Note: This is a public test instance of Red Hat Bugzilla. The data contained within is a snapshot of the live data so any changes you make will not be reflected in the production Bugzilla. Email is disabled so feel free to test any aspect of the site that you want.
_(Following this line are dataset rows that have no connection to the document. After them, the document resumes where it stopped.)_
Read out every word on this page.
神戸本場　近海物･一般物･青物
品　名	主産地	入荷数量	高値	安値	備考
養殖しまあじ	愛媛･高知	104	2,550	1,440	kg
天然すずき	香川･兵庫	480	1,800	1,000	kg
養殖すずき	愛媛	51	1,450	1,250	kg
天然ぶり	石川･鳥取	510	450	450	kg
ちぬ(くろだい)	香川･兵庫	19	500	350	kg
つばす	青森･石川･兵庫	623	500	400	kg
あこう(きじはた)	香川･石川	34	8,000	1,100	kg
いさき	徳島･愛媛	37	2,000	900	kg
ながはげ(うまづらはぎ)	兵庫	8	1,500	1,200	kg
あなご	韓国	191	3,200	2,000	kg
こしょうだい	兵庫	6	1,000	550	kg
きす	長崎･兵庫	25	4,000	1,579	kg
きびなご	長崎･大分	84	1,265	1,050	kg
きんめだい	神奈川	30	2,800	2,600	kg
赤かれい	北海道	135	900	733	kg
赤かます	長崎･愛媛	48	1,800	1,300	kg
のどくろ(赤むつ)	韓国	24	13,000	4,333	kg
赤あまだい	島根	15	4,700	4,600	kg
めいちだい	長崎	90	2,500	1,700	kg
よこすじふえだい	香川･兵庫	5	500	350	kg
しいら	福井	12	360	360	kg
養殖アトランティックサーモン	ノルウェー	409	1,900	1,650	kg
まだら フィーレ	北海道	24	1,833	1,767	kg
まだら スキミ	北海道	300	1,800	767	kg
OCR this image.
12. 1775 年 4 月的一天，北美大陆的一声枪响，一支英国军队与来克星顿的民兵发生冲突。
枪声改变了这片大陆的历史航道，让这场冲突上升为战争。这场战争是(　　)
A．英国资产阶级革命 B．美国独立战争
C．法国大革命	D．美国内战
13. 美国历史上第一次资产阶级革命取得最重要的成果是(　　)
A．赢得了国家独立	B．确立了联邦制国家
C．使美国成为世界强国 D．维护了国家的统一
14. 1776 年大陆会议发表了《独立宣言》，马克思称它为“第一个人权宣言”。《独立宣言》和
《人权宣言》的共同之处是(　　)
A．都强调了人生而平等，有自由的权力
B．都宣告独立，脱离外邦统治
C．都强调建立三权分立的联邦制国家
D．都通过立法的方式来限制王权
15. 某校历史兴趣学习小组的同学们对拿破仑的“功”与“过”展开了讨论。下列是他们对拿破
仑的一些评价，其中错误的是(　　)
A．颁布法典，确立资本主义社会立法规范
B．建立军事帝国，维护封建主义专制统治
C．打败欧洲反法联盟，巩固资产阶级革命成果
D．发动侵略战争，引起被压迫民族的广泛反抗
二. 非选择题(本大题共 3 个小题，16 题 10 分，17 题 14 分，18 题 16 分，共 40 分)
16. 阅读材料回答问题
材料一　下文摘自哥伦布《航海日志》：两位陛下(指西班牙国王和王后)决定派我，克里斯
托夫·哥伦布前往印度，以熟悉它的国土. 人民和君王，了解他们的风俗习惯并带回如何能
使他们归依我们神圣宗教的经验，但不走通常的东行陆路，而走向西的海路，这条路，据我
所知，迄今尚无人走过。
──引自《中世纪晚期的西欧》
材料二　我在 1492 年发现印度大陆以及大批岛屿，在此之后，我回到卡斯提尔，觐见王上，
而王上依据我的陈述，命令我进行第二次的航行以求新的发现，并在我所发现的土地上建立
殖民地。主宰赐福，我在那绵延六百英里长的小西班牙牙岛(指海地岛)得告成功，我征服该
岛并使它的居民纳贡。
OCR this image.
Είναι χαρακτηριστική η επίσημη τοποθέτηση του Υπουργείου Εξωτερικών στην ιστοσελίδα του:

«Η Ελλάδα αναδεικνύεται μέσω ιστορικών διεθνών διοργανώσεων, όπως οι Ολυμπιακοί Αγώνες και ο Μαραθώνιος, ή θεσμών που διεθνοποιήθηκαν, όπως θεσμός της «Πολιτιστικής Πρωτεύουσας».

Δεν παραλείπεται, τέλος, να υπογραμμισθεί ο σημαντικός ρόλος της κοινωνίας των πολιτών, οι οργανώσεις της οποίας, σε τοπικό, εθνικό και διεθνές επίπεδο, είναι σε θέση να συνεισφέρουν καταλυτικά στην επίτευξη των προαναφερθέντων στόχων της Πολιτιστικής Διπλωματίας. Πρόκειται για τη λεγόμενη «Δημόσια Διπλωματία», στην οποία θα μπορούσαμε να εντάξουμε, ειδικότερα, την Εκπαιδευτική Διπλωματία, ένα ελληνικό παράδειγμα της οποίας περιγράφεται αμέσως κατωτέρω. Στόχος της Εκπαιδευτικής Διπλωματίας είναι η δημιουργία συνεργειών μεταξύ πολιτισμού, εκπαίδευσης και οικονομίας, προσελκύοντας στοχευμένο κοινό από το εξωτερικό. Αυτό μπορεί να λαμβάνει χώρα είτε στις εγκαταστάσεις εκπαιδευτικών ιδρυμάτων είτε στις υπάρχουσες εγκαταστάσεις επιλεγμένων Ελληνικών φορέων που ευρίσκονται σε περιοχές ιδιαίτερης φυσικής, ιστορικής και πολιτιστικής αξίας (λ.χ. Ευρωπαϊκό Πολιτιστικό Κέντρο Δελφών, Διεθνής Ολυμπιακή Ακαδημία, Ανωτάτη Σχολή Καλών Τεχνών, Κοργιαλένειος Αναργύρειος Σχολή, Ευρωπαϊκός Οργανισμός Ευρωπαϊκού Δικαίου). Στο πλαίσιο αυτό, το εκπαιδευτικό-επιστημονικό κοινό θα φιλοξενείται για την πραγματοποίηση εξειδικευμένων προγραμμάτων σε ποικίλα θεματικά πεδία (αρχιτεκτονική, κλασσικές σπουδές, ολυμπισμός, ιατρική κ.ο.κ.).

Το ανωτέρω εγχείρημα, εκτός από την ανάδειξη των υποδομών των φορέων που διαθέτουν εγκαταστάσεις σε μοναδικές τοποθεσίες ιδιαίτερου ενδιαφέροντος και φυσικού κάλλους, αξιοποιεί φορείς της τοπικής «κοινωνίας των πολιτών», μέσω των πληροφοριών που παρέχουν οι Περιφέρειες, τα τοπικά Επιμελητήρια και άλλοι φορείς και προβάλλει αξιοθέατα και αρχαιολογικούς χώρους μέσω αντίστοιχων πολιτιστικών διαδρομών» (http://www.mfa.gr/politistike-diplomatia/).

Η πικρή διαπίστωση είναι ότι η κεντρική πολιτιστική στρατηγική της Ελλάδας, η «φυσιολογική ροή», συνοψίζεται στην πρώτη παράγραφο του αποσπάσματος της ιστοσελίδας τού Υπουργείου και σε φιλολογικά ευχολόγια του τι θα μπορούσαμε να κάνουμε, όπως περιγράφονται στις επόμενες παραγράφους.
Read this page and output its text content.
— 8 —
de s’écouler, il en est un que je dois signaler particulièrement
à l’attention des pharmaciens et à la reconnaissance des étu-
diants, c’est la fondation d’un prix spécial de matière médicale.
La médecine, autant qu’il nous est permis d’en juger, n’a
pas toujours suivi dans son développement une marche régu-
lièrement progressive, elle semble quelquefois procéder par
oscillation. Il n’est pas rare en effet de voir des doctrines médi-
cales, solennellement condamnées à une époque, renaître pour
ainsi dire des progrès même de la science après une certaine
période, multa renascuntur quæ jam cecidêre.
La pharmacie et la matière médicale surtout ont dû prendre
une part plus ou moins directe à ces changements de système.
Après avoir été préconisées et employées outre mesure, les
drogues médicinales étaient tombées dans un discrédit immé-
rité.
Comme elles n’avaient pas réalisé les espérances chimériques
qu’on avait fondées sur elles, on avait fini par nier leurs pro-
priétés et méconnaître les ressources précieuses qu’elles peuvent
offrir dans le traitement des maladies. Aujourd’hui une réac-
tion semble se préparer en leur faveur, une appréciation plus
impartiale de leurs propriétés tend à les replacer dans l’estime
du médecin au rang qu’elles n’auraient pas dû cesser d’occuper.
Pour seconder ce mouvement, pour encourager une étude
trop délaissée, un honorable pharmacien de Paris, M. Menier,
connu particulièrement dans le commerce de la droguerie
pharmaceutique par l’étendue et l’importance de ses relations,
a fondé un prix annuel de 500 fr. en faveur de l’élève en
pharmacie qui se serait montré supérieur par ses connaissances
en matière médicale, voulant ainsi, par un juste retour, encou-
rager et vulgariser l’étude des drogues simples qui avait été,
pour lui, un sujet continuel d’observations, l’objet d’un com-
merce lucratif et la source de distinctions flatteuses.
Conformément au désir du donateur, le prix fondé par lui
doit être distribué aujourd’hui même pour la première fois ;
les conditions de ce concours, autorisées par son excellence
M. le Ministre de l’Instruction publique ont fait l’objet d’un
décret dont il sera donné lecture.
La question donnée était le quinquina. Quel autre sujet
File any problems you find or give feedback at bugzilla.redhat.com.

Bug 1131651

Summary: SELinux causes virt-manager vm creation to fail
Product: [Fedora] Fedora Reporter: Mairi Dulaney <jdulaney>
Component: libvirtAssignee: Libvirt Maintainers <libvirt-maint>
Status: CLOSED DUPLICATE QA Contact: Fedora Extras Quality Assurance <extras-qa>
Severity: high Docs Contact:
Priority: unspecified    
Version: 21CC: agedosier, berrange, clalancette, crobinso, dominick.grift, dwalsh, itamar, jforbes, laine, libvirt-maint, lvrabec, mgrepl, robatino, veillard, virt-maint
Target Milestone: ---   
Target Release: ---   
Hardware: x86_64   
OS: Linux   
Whiteboard:
Fixed In Version: Doc Type: Bug Fix
Doc Text:
Story Points: ---
Clone Of: Environment:
Last Closed: 2014-08-21 16:33:05 UTC Type: Bug
Regression: --- Mount Type: ---
Documentation: --- CRM:
Verified Versions: Category: ---
oVirt Team: --- RHEL 7.3 requirements from Atomic Host:
Cloudforms Team: --- Target Upstream Version:
Embargoed:
Bug Depends On:    
Bug Blocks: 1043124    

Description Mairi Dulaney 2014-08-19 18:26:50 UTC 
Description of problem:
If selinux is set to enforcing, receive the following when attempting to create a vm in virt-manager:


    Unable to complete install: 'internal error: process exited while connecting to monitor: /usr/bin/qemu-system-x86_64: error while loading shared libraries: librados.so.2: cannot enable executable stack as shared object requires: Permission denied
    '
     
    Traceback (most recent call last):
      File "/usr/share/virt-manager/virtManager/asyncjob.py", line 91, in cb_wrapper
        callback(asyncjob, *args, **kwargs)
      File "/usr/share/virt-manager/virtManager/create.py", line 1787, in do_install
        guest.start_install(meter=meter)
      File "/usr/share/virt-manager/virtinst/guest.py", line 403, in start_install
        noboot)
      File "/usr/share/virt-manager/virtinst/guest.py", line 467, in _create_guest
        dom = self.conn.createLinux(start_xml or final_xml, 0)
      File "/usr/lib64/python2.7/site-packages/libvirt.py", line 3361, in createLinux
        if ret is None:raise libvirtError('virDomainCreateLinux() failed', conn=self)
    libvirtError: internal error: process exited while connecting to monitor: /usr/bin/qemu-system-x86_64: error while loading shared libraries: librados.so.2: cannot enable executable stack as shared object requires: Permission denied
     




Version-Release number of selected component (if applicable):
3.13.1-72.fc21

How reproducible:
Always

Steps to Reproduce:
1. Ensure selinux is enforcing
2. Attempt to create a vm using virt-manager

Actual results:
Dies with the above pypuke

Expected results:
vm installs
Profit
Comment 1 Mairi Dulaney 2014-08-19 18:34:31 UTC 
Proposing as a beta blocker bug under the  Self hosting virtualization criteria.
Comment 2 Daniel Walsh 2014-08-19 20:21:45 UTC 
What AVC's are you seeing?

Looks like you need to turn on the virt_use_execmem boolean.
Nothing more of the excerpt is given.